How are injuries to the biceps tendon and impingement syndrome treated?
Most diseases or injuries to the meniscus or biceps tendon can be treated arthroscopically. This means that even the surrounding soft tissues are protected. However, a torn or injured biceps tendon usually cannot be reconstructed. It is separated from the origin of the biceps, at the transition to the meniscus, and reattached in the tendon groove on the head of the humerus. The meniscus, detached from the upper edge of the joint, can then be reattached arthroscopically. In most cases, though, two to three months of rehabilitation are to be expected.
The classical fracture of the head of the humerus is a consequence of a fall onto the outstretched arm; this is common in the elderly. It can be very painful and substantially impairs mobility in the shoulder joint, similar to a severe dislocation. The fracture can be beneath the joint, but can also pass into the joint.
How is a fracture of the head of the humerus treated?
Depending on the displacement of the fragments and on the type of fracture, healing without consequences is possible with immobilisation alone. In many cases, however, there is significant displacement of the fracture fragments as the attached rotator cuff pulls on them. Impingement events beneath the acromion with extensive, painful movement restrictions therefore occur following healing. Most of these complex fractures can still be provided with a satisfactory result with skilful, well-planned surgical treatments. For comminuted fractures that can longer be reconstructed, an artificial head of humerus (prosthesis) may sometimes be implanted. For comminuted fractures with concurrent dislocation of the shoulder joint or excessive displacement of the fragments, there is increasing interest in primary implantation of an inverse prosthesis.

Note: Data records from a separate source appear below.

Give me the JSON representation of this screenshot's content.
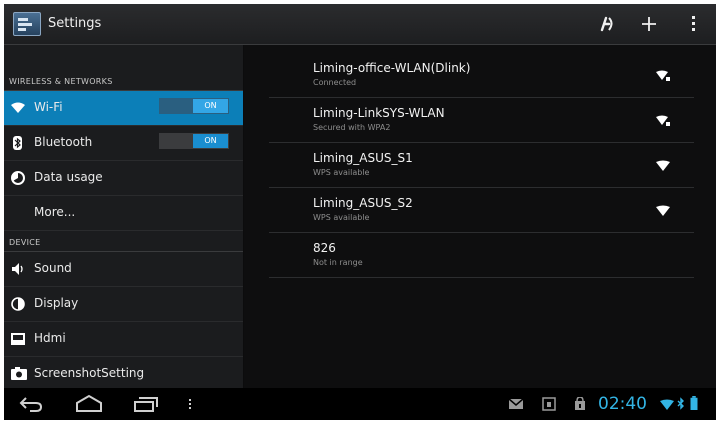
{
  "actionbar": {
    "title": "Settings"
  },
  "sidebar": {
    "sections": [
      {
        "header": "WIRELESS & NETWORKS"
      },
      {
        "header": "DEVICE"
      }
    ],
    "items": [
      {
        "label": "Wi-Fi",
        "icon": "wifi-icon",
        "selected": true,
        "toggle": "ON"
      },
      {
        "label": "Bluetooth",
        "icon": "bluetooth-icon",
        "toggle": "ON"
      },
      {
        "label": "Data usage",
        "icon": "data-usage-icon"
      },
      {
        "label": "More..."
      },
      {
        "label": "Sound",
        "icon": "speaker-icon"
      },
      {
        "label": "Display",
        "icon": "display-icon"
      },
      {
        "label": "Hdmi",
        "icon": "hdmi-icon"
      },
      {
        "label": "ScreenshotSetting",
        "icon": "camera-icon"
      }
    ]
  },
  "networks": [
    {
      "name": "Liming-office-WLAN(Dlink)",
      "status": "Connected",
      "secured": true
    },
    {
      "name": "Liming-LinkSYS-WLAN",
      "status": "Secured with WPA2",
      "secured": true
    },
    {
      "name": "Liming_ASUS_S1",
      "status": "WPS available",
      "secured": false
    },
    {
      "name": "Liming_ASUS_S2",
      "status": "WPS available",
      "secured": false
    },
    {
      "name": "826",
      "status": "Not in range",
      "secured": false
    }
  ],
  "statusbar": {
    "time": "02:40"
  },
  "colors": {
    "accent": "#33b5e5",
    "selected": "#0c7fb8"
  }
}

Osteosynthesis with plate and screws has become the current standard in emergency shoulder surgery. Too often, however, the attention of the surgeon is directed solely to the bones and their reconstruction. As it is precisely these injuries in which the soft tissue cuff is also affected, every reconstruction demands attention also be paid to this. Many postoperative results are only unsatisfactory for the reason that overall shoulder function with all tissues involved receives too little consideration. Certain fractures of the head of the humerus near the joint behave like rotator cuff injuries as the tendons of the rotator cuff are attached to these bone fragments.
Conservative, non-surgical treatment of these complex fractures often leads to the disabling of this area, such that surgery is usually to be preferred, even when taking incomplete, although painless movement of the shoulder joint into consideration.
What does follow-up consist of?
Rehabilitation is dependent on the reconstruction performed, on the stability and on the condition of the surrounding soft tissues. Surgical care of even very difficult injuries should always target being able to move the arm as soon as possible, even during the healing phase.